1O ans après la révolte des quartiers, nos quartiers restent incompris !

En ce mardi 25 octobre 2015,  j’ai une grande pensée pour Zyed, Bouna et leurs familles, deux jeunes qui ont étés tués le 25 octobre 2005 dans un transformateur électrique à Clichy-Sous-Bois alors qu’ils fuyaient la police. Cet événement tragique couplé par le mensonge des pouvoirs publics sur les circonstances de la mort fût le déclenchement de la colère et de la révolte des quartiers populaires. Trop longtemps on a tourné le dos, méprisé, stigmatisé et humilié  ces enfants de la République, il est aujourd’hui indispensable de reconnaître, respecter et écouter ces enfants de la France devenus orphelins. Ces habitants des banlieues sont le présent et l’avenir de la France.

Nos quartiers populaires, nos banlieues pâtissent d’une image tellement dégradée  que même ses habitants finissent pas se résigner et intégrer les stigmates. Quand les responsables politiques, les médias, les milieux économiques parlent de la banlieue en utilisant « délinquance » « immigration » « intégration » « trafic » « étranger » comment peut-on faire vivre au quotidien le vivre ensemble. Si notre pays n’est pas capable de rassembler tous les individus quelles que soient sa religion, ses origines, sa couleur de peau, qui le fera?

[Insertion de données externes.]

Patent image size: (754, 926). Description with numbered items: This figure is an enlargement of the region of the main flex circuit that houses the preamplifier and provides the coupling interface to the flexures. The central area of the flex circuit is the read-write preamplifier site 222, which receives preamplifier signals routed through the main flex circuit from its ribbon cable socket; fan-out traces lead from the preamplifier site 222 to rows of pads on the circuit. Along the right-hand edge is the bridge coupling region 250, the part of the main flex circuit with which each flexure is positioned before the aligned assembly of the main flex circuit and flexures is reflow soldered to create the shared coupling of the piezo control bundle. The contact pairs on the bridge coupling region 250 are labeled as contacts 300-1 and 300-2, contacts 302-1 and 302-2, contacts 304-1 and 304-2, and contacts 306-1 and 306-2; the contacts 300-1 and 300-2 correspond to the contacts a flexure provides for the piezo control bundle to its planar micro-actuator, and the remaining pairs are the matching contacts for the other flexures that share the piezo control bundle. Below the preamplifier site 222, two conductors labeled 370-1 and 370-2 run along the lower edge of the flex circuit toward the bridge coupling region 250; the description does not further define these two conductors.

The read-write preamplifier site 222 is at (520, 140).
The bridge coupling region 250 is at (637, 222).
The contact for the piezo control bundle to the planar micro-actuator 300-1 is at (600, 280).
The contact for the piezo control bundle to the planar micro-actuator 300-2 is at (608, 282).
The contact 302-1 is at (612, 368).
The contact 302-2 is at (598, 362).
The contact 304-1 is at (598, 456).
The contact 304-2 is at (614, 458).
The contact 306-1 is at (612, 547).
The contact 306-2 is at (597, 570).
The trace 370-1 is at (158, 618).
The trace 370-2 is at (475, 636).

Ces dernières années des choses ont été faites il faut le reconnaitre, notamment la rénovation urbaine dans les quartiers. À Aulnay sous l’impulsion de Gérard Gaudron et poursuivi et amplifier par Gérard Segura la rénovation de la Rose des vents et de la RN2.  Néanmoins il reste encore beaucoup à faire car les changements opérés ne suffiront pas tant que le regard porté sur les villes de banlieue et leurs habitants n’aura pas changé. Trop souvent présentées comme la cause des maux de la société, ils continuent à être montrés du doigt et stigmatisés par tous ceux qui ne connaissent nos quartiers qu’à travers les médias et les clichés.

Il est insupportable de considérer en 2015 les habitants des quartiers populaires comme des citoyens de seconde zone. N’en déplaise à certains nous sommes français.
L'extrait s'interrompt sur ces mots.